I felt we were prepared. We closed down the ORs for elective surgery, and those anesthesiologists came to work in the many new locations that were opened as “critical care units”. We also used volatile agents to sedate patients with anesthesia machines – which turned out to decrease the quantity of sedation administered to COVID patients. I was grateful to my anesthesia colleagues who came to the ICU to help keep the anesthesia machines running.
What I learned was that we needed to be able to monitor many more patients, but there was a lack of equipment to monitor patient’s remotely. We have gathered data documenting that the quantity of sedation the COVID patients received was 2 or more fold higher than what we usually administered. This led to increased durations of sedation, increased delirium, and we are now measuring long-term cognitive outcomes. We are working on grants to improve our ability to monitor patients remotely, to be even better prepared for the next surge.
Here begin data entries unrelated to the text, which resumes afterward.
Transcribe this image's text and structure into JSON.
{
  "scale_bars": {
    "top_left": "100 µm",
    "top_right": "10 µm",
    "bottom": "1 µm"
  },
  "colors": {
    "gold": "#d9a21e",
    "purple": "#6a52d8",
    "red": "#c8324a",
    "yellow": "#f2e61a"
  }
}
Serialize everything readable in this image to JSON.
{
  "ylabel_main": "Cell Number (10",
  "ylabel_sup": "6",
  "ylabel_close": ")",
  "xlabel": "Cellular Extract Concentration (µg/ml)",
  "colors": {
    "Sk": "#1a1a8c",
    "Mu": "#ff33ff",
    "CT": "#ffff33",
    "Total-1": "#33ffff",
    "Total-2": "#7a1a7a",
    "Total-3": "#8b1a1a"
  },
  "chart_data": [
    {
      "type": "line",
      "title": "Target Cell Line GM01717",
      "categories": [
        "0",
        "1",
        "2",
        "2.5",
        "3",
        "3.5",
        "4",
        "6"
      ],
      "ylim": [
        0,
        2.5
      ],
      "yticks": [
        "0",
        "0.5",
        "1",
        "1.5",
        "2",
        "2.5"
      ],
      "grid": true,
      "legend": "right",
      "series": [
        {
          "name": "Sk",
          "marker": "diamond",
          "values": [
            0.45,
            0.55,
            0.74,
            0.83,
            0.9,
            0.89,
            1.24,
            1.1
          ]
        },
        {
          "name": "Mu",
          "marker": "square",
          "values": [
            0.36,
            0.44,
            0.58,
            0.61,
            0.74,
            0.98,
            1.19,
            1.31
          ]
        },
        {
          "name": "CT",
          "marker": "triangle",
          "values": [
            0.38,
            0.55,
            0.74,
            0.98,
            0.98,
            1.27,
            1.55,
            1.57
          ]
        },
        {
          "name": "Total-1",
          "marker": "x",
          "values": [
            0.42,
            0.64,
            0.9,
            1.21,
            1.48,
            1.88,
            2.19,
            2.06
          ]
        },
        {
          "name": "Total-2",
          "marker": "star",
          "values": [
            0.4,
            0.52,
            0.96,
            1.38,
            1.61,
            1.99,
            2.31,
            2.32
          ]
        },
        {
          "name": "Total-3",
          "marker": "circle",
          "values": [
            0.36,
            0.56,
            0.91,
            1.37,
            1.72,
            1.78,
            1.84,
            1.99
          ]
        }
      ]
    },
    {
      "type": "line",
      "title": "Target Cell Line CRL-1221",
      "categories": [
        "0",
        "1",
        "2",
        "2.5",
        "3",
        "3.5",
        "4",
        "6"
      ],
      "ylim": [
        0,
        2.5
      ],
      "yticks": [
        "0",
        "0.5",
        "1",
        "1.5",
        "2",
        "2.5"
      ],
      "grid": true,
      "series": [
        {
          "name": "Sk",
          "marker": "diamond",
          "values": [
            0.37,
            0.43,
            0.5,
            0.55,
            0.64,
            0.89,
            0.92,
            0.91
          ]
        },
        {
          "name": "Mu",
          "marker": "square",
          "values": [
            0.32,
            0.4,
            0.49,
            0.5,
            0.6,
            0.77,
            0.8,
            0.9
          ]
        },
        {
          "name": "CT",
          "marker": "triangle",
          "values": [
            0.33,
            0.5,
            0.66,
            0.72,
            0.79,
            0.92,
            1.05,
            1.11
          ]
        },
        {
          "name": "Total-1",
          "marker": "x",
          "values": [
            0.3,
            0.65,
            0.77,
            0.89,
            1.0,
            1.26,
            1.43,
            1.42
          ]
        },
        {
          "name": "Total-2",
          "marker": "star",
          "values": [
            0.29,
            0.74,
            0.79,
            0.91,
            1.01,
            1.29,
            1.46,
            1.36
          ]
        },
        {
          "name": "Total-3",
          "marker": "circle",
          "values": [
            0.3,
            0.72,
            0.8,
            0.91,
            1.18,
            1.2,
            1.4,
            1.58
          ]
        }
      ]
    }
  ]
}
We need to stress in anesthesia training that critical care is part of the continuum of patient care. We need to take ownership of sick patients – the sickest patient are “ours,” and we need to be fully versed in the latest treatments. In some respects, I feel everyone should be Critical Care certified, but I am biased. Cardiac and Critical Care certification should perhaps be considered as ECMO and other cardiac devices are increasingly utilized. The COVID crisis really documented the importance of Critical Care Anesthesiologists.
What have you accomplished that you are most proud of?
Two individuals from my lab became chairs of Anesthesia and of Pulmonary medicine respectively. I know a lot of residents and fellows who I have worked with are now in leadership positions and are also doing well in research. You want your legacy to include people that are succeeding, in part because of your efforts. I am proud that I did help provide opportunities for both men and women to succeed.
At the AUA, we just started a leadership advisory board, the LAB, with Maya Hastie as it’s leader. The LAB will provide networking opportunities and other skill sets. We want young people to participate and we want to increase the diversity in anesthesia. Ultimately, the goal is to help anesthesiologists succeed and be seen as key clinicians and researchers caring for perioperative patients, pain patients and critically ill patients.